As a review, RSUs, or restricted stock units, are company shares that are given to employees as part of their compensation. Units are typically granted at vesting intervals, meaning that employees can't sell or transfer them until a certain amount of time has passed (usually four years). After vesting, RSUs become like any other company stock and can be sold or transferred. 

This means that if you are someone that likes to trade stocks frequently, RSUs may not be the best choice for you since you will be locked into them for a period of time. 

However, there are some advantages to RSUs that you should consider. For one, they are often seen as more stable than stock options since they don't fluctuate in value as much. Additionally, RSUs typically have fewer restrictions than stock options, meaning that you may have more flexibility with them. 

If you do not think you will want to sell or transfer your units right away, RSUs may be a better choice for you. To decide if RSUs or stock options are right for you, it is important to consider your investment goals and risk tolerance. 

On the other hand, when it comes to taxes, stock options may have an advantage. With RSUs, you will be taxed on the units when they vest, whereas, with stock options, you can choose when to exercise them. This means that you may be able to time your taxes so that you are in a lower tax bracket when you exercise the options. 

Additionally, with stock options, you may have the opportunity to buy shares at a lower price than the current market value. This is called a "strike price." If the stock price goes up, you may be able to sell the shares at a profit. If you are someone that has confidence in their ability to pick stocks, this may be an appealing option for you. 

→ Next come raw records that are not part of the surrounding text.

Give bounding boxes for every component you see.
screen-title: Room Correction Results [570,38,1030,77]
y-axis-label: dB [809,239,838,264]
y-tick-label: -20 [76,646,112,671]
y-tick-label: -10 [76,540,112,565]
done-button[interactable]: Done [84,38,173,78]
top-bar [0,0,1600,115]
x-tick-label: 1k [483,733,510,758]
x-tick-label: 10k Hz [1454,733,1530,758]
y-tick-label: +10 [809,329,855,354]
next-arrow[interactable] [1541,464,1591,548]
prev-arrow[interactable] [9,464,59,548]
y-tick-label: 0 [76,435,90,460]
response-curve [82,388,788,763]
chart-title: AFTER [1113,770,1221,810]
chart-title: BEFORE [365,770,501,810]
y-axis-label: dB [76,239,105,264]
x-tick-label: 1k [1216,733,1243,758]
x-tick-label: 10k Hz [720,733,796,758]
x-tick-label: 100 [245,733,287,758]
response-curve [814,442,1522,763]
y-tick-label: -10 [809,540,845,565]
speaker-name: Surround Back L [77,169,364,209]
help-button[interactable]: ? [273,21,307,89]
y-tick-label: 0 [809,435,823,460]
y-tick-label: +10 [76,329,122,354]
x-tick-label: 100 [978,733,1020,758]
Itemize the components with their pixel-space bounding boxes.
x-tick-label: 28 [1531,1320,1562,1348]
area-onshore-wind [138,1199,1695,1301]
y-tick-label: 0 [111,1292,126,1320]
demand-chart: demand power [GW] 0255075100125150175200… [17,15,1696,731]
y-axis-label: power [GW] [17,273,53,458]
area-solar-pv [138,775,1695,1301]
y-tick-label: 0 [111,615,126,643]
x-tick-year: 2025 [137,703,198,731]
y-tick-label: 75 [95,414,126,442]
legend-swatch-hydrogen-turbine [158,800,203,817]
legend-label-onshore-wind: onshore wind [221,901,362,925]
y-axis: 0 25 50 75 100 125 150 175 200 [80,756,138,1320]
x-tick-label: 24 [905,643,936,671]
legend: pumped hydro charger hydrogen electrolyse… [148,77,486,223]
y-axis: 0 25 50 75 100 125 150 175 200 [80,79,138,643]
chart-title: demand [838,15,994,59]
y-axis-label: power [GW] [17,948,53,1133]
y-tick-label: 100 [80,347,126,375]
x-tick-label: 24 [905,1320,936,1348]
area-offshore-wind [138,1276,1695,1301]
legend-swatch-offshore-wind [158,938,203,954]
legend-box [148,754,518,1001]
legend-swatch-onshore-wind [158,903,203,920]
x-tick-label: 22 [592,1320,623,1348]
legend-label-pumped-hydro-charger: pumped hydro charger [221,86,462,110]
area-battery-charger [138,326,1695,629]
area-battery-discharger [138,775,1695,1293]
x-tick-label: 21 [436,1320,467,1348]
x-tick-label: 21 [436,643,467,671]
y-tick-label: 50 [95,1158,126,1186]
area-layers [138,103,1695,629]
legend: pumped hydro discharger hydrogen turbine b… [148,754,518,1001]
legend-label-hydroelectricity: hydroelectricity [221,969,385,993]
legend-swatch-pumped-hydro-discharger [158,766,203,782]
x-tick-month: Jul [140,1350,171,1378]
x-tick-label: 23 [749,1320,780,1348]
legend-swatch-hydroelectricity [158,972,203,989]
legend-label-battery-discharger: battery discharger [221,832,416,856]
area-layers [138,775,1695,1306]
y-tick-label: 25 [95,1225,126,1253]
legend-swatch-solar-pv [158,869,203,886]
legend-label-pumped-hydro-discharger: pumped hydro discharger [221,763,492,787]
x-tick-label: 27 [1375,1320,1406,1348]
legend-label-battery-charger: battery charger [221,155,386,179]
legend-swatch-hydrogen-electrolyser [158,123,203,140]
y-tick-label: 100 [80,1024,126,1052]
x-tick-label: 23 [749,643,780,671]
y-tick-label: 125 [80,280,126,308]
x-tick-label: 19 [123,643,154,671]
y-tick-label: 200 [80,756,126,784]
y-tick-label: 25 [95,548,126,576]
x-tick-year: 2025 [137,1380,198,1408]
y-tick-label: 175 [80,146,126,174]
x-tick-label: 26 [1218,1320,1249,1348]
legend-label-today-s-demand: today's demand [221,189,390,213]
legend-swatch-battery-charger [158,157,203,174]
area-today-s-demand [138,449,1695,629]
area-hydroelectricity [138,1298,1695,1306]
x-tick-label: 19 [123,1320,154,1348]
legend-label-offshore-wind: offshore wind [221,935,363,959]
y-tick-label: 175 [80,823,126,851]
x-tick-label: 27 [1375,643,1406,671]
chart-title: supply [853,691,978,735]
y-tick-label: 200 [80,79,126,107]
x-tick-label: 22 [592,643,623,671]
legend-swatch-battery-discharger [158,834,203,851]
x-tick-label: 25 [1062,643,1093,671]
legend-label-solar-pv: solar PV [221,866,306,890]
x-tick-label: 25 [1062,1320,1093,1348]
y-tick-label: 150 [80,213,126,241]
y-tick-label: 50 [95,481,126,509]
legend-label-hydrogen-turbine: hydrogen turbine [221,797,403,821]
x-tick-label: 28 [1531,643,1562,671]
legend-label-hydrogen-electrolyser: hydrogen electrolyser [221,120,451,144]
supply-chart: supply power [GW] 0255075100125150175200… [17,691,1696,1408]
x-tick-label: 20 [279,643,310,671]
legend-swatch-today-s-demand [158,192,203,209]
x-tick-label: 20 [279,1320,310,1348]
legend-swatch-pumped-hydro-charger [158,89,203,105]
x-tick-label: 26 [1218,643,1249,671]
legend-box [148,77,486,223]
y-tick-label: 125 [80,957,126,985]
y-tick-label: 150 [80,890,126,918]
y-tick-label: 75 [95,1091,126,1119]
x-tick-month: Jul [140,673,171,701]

All in all, the decision will come down to your preference for taxation and involvement in the stock market. If you want more control and are willing to pay

taxes on your units right away, RSUs may be the better choice. However, if you want to have the opportunity to buy shares at a lower price and are comfortable with how stock options work, they may be the better investment for you. 

Conclusion 

Equity compensation can be an exciting proposition. As an employee, it can feel empowering to know that you have the option to own a piece of the company you help grow. However, it is important to understand the implications of each type of equity compensation before making any decisions. 

Evaluate your situation carefully and speak with a financial advisor to help you make the best decision for your individual needs. If you have more questions, consider speaking with your employer to understand RSUs and stock options better. 

Finally, make sure to bookmark this article so that you can come back and review the key differences between RSUs and stock options later on.